The vast majority of the visible mass in the universe is a manifestation of the strong force. This strong force binds quarks and gluons together into protons, neutrons, and nuclei, forming the visible matter surrounding us. We understand the strong force through the theoretical framework of Quantum Chromodynamics (QCD). The strong force is unlike the other interactions, both due to its strength and because gluons, which carry the strong force, couple directly to other gluons. These features make direct calculations in QCD extremely difficult. Even today, scientists using the most powerful computers struggle to compute basic properties.

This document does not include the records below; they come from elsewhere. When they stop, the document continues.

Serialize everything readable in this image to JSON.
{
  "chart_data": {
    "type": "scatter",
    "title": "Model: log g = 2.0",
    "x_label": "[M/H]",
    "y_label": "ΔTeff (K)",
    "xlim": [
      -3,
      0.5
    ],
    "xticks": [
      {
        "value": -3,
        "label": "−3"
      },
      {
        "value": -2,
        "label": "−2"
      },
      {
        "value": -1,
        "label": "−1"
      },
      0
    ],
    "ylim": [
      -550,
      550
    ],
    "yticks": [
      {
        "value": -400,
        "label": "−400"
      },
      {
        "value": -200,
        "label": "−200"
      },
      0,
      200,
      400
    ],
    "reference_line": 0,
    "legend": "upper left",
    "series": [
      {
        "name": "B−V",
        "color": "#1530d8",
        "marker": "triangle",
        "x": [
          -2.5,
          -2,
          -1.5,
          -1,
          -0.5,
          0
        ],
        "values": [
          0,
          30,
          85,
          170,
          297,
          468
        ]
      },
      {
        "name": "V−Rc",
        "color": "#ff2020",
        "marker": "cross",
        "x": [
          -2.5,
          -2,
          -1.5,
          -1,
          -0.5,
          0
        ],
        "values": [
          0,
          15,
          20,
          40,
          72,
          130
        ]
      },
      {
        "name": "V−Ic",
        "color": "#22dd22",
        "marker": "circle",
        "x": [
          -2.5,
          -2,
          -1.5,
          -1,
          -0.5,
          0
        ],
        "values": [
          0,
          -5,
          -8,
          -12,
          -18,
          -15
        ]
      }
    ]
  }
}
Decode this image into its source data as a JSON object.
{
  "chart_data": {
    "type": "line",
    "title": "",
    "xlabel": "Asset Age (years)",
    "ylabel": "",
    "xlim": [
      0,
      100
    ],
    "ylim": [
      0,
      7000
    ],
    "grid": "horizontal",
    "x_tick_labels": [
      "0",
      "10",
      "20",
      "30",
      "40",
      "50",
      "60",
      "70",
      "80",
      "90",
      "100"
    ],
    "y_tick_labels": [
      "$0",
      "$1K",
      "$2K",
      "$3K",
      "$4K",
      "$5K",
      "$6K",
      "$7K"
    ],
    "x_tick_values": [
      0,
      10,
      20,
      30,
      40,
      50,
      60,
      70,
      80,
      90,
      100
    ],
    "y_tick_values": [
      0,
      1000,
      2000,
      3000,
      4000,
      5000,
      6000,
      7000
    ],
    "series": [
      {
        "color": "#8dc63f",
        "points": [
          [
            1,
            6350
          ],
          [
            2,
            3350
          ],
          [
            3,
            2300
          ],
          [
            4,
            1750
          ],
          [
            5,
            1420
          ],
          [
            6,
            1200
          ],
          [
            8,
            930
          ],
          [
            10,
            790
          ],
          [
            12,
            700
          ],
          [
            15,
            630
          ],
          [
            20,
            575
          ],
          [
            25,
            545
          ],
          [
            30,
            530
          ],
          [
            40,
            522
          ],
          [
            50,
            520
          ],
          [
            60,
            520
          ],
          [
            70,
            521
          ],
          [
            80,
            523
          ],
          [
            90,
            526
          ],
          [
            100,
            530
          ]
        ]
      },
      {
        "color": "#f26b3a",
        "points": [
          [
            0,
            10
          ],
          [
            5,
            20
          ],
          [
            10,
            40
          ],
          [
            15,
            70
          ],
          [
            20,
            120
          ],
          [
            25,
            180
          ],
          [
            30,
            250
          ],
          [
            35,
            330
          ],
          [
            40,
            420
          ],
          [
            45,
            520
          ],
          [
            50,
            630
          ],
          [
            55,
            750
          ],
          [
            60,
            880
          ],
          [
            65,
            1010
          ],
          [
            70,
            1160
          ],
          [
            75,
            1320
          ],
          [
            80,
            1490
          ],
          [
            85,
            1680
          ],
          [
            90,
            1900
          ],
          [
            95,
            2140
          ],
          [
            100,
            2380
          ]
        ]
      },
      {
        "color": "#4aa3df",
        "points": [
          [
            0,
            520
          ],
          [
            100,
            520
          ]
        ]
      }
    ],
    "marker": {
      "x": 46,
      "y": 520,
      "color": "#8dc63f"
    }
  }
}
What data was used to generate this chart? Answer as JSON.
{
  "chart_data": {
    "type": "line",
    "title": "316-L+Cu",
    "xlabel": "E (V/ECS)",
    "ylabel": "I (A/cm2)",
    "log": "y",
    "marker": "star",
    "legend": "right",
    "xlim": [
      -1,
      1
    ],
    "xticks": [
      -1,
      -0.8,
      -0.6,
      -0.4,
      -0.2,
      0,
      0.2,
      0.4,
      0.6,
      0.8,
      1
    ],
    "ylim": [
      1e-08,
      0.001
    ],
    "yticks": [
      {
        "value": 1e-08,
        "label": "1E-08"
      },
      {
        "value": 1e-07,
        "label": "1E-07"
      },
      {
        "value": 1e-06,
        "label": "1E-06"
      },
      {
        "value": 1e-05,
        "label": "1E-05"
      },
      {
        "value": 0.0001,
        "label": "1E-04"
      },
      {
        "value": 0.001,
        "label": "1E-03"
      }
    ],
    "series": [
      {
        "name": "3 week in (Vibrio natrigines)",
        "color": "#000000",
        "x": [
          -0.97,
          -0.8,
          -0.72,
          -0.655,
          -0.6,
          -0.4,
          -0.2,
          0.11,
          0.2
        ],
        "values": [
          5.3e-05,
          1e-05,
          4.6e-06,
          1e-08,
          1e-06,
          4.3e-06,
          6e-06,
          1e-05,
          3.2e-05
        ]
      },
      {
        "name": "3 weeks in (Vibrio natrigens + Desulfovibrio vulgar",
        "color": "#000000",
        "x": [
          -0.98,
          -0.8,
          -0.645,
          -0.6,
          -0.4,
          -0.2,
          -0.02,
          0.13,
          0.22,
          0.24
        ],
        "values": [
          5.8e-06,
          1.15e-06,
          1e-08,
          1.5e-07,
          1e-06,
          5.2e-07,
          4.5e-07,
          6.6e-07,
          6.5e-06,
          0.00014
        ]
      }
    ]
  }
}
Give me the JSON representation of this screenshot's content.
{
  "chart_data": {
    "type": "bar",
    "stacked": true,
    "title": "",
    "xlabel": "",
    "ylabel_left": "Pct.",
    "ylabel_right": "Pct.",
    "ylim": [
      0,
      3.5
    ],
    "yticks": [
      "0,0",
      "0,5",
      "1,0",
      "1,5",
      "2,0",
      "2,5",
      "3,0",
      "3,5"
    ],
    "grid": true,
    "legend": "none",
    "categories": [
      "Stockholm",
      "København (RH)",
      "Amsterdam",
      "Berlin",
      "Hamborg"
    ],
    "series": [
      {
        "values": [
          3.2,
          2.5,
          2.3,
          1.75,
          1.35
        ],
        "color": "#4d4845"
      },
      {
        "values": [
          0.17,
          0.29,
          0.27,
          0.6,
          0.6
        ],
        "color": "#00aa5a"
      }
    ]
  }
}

To study the strong force and QCD, our Medium Energy Physics group conducts state-of-the-art experiments at national laboratories, primarily the Jefferson Lab and Fermilab. Additionally, we leverage investments made by other countries in their facilities to further our research goals. Furthermore, we play a leadership role in the science and design of the next generation of experiments, through strategic investments in the Solenoidal Large Intensity Device (SoLID) program at Jefferson Lab and the future polarized high-luminosity EIC facility.
Furthermore, our Theory group engages in a major theory effort to understand how hadrons emerge from QCD. This allows for critical predictions of hadronic properties that can be tested experimentally and provides tools necessary to interpret experimental data and direct connections to the underlying structure of matter.